The Organisation for Applied Scientific Research (TNO) has created a projection method to be used on the Very Large Telescope (VLT). Complex optical tube assemblies form precise display devices that create mock stars. Highly dynamic brushless DC pancake motors fitted with reduction planetary gearboxes, linear drive mechanism and feedback sensors create a precise position system to control lasers.
Considered by many as the most effective astronomical observatory on the globe, the European Southern Observatory (ESO) has provided researchers with critical data and discoveries since 1962. At the forefront is the VLT in South America, a location that provides excellent environments for observing light spectrums. Four telescopes with 8.2 and 1.8 meter optical mirror diameters create the world’s most technically superior optical device. To assist with accurate focusing and to provide guidance points of light in the sky the Netherlands Organisation for Applied Scientific Research (TNO) created a guided laser system for the VLT. Optical tube assemblies (OTAs) are multifarious systems for the creation of simulated stars. Made up of four 20 W lasers fired 90 km into the sky, the device assists with correcting visual distortions that are created by air turbulence
Telescopes typically take light from space and focus it for instrumentation. In contrast, in the OTA equipment the optics are utilised to project lasers into the atmosphere creating light points. These light points stimulate sodium atoms causing them to radiate. This is obtained with a position accuracy of just 45mm as high as 90km. The illuminated points create mock stars used as a proximity guide or refer-ence points.
maxon brushless DC motors within.
Internally the OTA consists of a x20 times laser expander and an elastomeric mounted pan tilt mirror.

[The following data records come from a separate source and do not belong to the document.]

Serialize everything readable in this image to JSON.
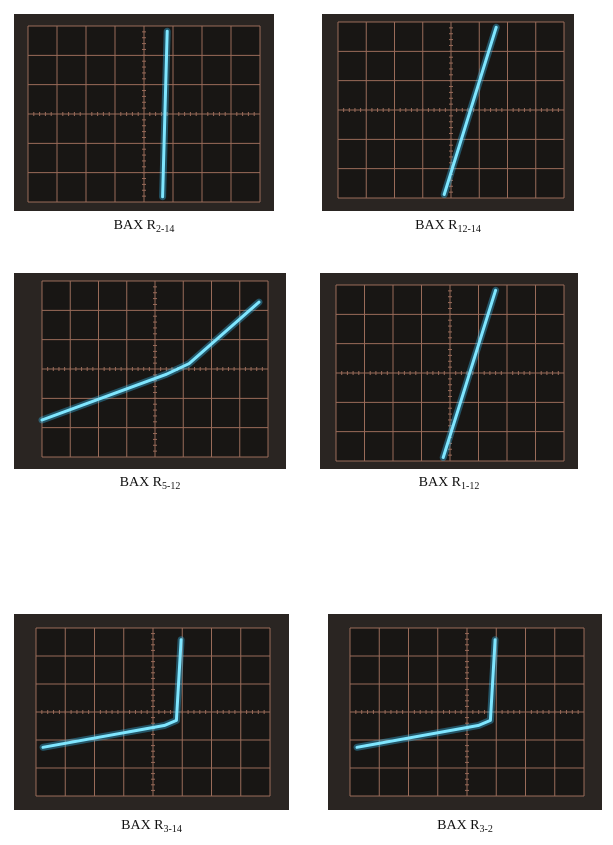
{
  "figures": [
    {
      "caption": {
        "main": "BAX R",
        "sub": "2-14"
      },
      "trace": "steep-vertical"
    },
    {
      "caption": {
        "main": "BAX R",
        "sub": "12-14"
      },
      "trace": "steep-diagonal"
    },
    {
      "caption": {
        "main": "BAX R",
        "sub": "5-12"
      },
      "trace": "bent-shallow-then-steeper"
    },
    {
      "caption": {
        "main": "BAX R",
        "sub": "1-12"
      },
      "trace": "steep-diagonal"
    },
    {
      "caption": {
        "main": "BAX R",
        "sub": "3-14"
      },
      "trace": "shallow-then-vertical"
    },
    {
      "caption": {
        "main": "BAX R",
        "sub": "3-2"
      },
      "trace": "shallow-then-vertical"
    }
  ],
  "colors": {
    "screen_bg": "#181614",
    "bezel": "#2a2522",
    "grid": "#b07a66",
    "trace": "#7fe6ff",
    "trace_glow": "#39c8ff"
  }
}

This device is called the Field Selector Mechanism (FSM). A membrane spring and strut combination supports the 100mm mirror for tip and tilt motions. Brushless DC motors drive the mirror around the two axes that are at right angles to each other. The linear actuation components are self-locking and there sensors mounted directly to the mirror for positioning accuracy.
Brushless DC maxon motors are accountable for the correct movement of the mirror in the FSM and accordingly for the accurate position of the lasers location in the atmosphere. In a telescope, two mo-tors are used per FSM unit. The self-locking feature of the maxon linear actuators allowed TNO use standard maxon motor spindle drives that contain integrated planetary gearboxes.
The first implementation for the device on the TNO will be in 2015 and it is intended that the technology will also be used on the world’s largest telescope, the Extremely Large Telescope project.